During the Korean War, Lin was a deputy regiment commander of the People's Volunteer Army Air Force. He was credited with shooting down one and damaging another F-86 Sabre, the best jet fighter of the United States Air Force. After the end of the war, Lin was promoted to deputy commander of the 18th Division of the PLA Air Force based at the Shadi Air Base in Foshan, Guangdong. During the Second Taiwan Strait Crisis in 1958, he shot down two Taiwanese warplanes and damaged a third.

==Later career==
Lin later successively served as deputy corps commander, deputy commander of a PLAAF command post, deputy commander of a military region air force, and deputy commandant of the PLAAF Command Academy. In 1985, he was promoted to deputy commander of the PLA Air Force, serving under Commander Wang Hai, and alongside Li Yongtai and Liu Zhitian, all Korean War veterans. He was awarded the rank of lieutenant general in 1988. He was also a deputy to the 7th and the 8th National People's Congress. He retired from active service in October 1994.

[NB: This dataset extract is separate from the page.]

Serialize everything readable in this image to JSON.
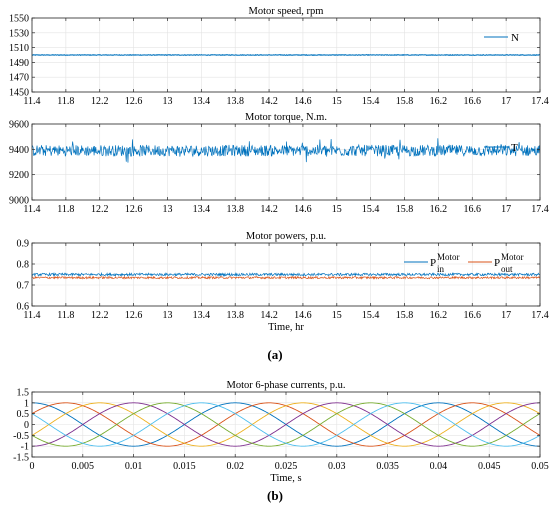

In August 1997, Lin made his last flight with a Sukhoi Su-30 at the MAKS Air Show. He executed a series of aerobatic maneuvers including the Pugachev's Cobra, in cooperation with Anatoly Kvochur.

In January 2002, Lin published the book Fight to Protect the Motherland's Airspace—A Retrospective of the Air Battles in the First Twenty Years of New China (保卫祖国领空的战斗—新中国二十年国土防空作战回顾), describing the PLAAF's defense operations between 1949 and 1969.

== Death ==
Lin died in the evening of 3 March 2018, at the age of 90 (91 by East Asian age reckoning). He died on the same day as his friend and colleague, fellow Korean War veteran and PLAAF lieutenant general Yao Xian. They were born in the same year and graduated from the same aviation school.

== Personal life ==
Lin Hu had a daughter named Lin Li (林莉).